The Burton’s tyrosine inhibitor ibrutinib is indicated for treatment of relapsed/refractory marginal lymphoma based on the results of a phase 2 clinical trial in which it was dosed continuously at 560 mg daily. As has been observed in other lymphomas, ibrutinib was associated with side effects including fatigue, anemia, and infections and should therefore be reserved for patients with symptomatic relapsed or refractory disease.
Patients with limited stage extra nodal MALT lymphoma should be treated with curative intent with antibiotics or locally directed therapy when possible. In circumstances where such therapy is not feasible, when patients present with advanced stage lymphoma, or when patients relapse at sites distal to their original presentation, cure is unlikely with anything short of allergenic stem cell transplantation (something that is usually not indicated).
Nonetheless, patients typically live for many years, requiring intermittent therapy when the disease becomes symptomatic. Despite similar International Prognostic Index (IPI) scores at presentation and rates of aggressive transformation, patients with nodal marginalzonelymphoma fare somewhat worse than patients with MALT lymphomas, with a reported 5-year OS closer to 60%.
In a large retrospective series from Italy, hemoglobin less than 12g/L, lactate dehydrogenase (LDH) greater than the upper limit of normal, and albumin less than 3.5g/DL were associated with a 5-year OS of 88%, 73%, and 55% for one, two, or three factors. Patients experiencing transformation will typically manifest new constitutional symptoms, rapid tumor growth, or resistance to less aggressive forms of therapy.
Radioimmunotherapy may be appropriate for those patients that are not candidates for tetracycline based regimens, if hematologic and bone marrow parameters allow. Such patients should be considered for aggressive second-line regimens, followed by autologous stem cell transplantation.

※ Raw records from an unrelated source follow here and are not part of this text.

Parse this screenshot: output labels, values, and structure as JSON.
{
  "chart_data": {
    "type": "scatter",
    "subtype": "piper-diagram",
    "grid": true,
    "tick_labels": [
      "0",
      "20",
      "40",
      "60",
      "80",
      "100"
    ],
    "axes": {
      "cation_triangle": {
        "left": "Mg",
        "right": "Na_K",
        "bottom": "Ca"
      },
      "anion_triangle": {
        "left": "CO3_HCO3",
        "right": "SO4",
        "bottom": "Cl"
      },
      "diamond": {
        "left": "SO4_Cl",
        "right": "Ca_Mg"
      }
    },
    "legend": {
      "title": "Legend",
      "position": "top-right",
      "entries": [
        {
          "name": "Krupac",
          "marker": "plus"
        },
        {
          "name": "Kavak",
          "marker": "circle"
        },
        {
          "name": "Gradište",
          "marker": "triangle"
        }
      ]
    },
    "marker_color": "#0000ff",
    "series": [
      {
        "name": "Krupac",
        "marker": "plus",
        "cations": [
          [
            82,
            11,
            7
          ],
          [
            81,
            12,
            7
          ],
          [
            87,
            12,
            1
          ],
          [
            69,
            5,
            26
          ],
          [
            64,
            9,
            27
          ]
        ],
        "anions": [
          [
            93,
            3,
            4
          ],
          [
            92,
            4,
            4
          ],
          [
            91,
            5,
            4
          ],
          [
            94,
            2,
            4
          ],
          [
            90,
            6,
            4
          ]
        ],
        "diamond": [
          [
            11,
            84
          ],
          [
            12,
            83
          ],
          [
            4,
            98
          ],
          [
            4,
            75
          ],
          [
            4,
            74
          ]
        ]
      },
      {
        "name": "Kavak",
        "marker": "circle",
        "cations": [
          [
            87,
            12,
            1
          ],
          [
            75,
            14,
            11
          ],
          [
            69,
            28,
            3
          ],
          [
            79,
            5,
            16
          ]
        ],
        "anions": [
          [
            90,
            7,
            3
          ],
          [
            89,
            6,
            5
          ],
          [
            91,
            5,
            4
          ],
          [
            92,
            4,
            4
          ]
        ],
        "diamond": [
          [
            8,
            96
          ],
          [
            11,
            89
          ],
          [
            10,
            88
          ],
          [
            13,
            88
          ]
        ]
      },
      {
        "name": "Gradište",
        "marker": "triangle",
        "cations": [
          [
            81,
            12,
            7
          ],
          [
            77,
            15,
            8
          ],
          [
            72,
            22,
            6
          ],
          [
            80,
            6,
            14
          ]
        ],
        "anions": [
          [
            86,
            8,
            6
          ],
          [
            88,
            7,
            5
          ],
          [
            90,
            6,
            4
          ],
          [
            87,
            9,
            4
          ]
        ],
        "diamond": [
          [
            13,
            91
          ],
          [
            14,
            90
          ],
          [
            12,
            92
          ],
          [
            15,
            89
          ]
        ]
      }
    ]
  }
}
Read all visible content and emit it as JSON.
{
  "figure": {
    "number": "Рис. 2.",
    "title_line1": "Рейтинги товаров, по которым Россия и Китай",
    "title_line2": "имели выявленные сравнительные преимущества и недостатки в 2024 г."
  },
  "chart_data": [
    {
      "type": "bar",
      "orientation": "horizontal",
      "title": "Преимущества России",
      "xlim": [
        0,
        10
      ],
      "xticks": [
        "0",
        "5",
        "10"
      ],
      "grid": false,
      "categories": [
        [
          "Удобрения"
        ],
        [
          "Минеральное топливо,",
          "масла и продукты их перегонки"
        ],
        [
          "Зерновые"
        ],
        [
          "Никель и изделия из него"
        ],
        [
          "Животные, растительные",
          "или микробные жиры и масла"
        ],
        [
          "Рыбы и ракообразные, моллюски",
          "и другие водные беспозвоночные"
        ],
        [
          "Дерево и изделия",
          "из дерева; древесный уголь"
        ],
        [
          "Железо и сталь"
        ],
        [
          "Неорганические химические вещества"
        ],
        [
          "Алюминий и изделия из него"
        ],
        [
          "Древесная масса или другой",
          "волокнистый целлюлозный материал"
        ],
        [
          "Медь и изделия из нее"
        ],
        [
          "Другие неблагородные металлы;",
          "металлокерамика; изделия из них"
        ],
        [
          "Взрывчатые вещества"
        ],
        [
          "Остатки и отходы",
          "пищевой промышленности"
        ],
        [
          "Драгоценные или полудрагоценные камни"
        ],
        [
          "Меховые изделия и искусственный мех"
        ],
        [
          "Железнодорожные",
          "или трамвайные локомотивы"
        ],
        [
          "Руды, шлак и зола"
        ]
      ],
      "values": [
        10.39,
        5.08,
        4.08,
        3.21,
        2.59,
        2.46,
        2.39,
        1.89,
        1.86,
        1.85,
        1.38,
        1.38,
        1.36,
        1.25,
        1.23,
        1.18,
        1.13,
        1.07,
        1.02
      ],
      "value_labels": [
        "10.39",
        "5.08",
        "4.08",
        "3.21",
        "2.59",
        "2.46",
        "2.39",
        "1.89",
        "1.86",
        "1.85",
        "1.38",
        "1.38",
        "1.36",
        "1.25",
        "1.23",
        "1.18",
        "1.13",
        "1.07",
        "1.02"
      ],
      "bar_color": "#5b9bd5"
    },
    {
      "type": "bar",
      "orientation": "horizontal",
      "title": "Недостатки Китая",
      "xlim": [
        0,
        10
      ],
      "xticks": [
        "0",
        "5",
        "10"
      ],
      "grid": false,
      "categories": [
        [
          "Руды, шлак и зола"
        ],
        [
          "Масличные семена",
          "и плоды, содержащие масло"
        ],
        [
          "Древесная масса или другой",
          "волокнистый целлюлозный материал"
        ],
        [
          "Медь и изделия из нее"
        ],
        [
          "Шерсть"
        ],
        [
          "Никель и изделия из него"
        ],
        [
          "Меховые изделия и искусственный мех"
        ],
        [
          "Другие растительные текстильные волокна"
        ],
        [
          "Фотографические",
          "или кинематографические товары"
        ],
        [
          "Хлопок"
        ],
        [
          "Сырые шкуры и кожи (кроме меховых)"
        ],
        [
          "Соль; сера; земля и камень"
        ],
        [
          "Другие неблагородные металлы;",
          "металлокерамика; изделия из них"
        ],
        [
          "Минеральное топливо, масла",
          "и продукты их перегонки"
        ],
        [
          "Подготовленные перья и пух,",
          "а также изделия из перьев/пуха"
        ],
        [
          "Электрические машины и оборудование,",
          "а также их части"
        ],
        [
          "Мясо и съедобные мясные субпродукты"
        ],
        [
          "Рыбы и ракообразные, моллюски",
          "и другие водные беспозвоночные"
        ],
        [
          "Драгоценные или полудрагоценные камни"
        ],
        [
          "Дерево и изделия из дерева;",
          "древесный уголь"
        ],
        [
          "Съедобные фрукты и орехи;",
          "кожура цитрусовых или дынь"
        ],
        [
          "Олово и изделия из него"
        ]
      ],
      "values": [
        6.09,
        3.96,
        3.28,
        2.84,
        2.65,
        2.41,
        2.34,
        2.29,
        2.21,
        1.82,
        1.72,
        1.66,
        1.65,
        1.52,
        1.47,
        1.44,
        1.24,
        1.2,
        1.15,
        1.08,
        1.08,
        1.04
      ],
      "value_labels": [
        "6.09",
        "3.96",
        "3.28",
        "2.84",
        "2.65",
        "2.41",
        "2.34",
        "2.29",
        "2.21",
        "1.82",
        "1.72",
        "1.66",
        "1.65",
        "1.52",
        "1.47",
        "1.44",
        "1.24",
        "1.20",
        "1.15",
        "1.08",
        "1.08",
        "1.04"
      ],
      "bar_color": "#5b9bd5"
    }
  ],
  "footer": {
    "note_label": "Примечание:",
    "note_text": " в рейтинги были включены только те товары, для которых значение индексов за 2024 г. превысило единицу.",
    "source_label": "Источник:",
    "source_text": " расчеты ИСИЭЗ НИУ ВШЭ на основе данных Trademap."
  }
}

Although the tumor microenvironment clearly plays a role in the biology of many cancers, rarely is the relationship as strong as that which exists in marginalzonelymphoma. The association of MALT lymphomas with infectious/autoimmune conditions, the restricted variable gene repertoire, and ongoing somatic hypermutation, all strongly suggest a role for chronic antigenic stimulation.
Moreover, expression of chemokine receptor CXCR3 on tumor cells (except maybe primary cutaneous marginalzonelymphoma) is consistent with the suggestion that they are dependent on inflammatory cytokines. It is likely that there is a stepwise progression from reactive B-cell, to localized antigen-dependent tumor, to antigen independence, and more aggressive phenotypes.
For example, it has been hypothesized that the t(11;18) may be an early event that results in antigen independence, but is also associated with low incidence of transformation to DL BCL. These data support the hypothesis that aberrant NFL activation plays an important role in the pathogenesis of marginal zone lymphomas.
Additional studies will be required to determine whether the components of this signaling pathway could be targeted with novel therapeutic agents. No sponsor or advertiser has participated in, approved or paid for the content provided by Decision Support in Medicine LLC.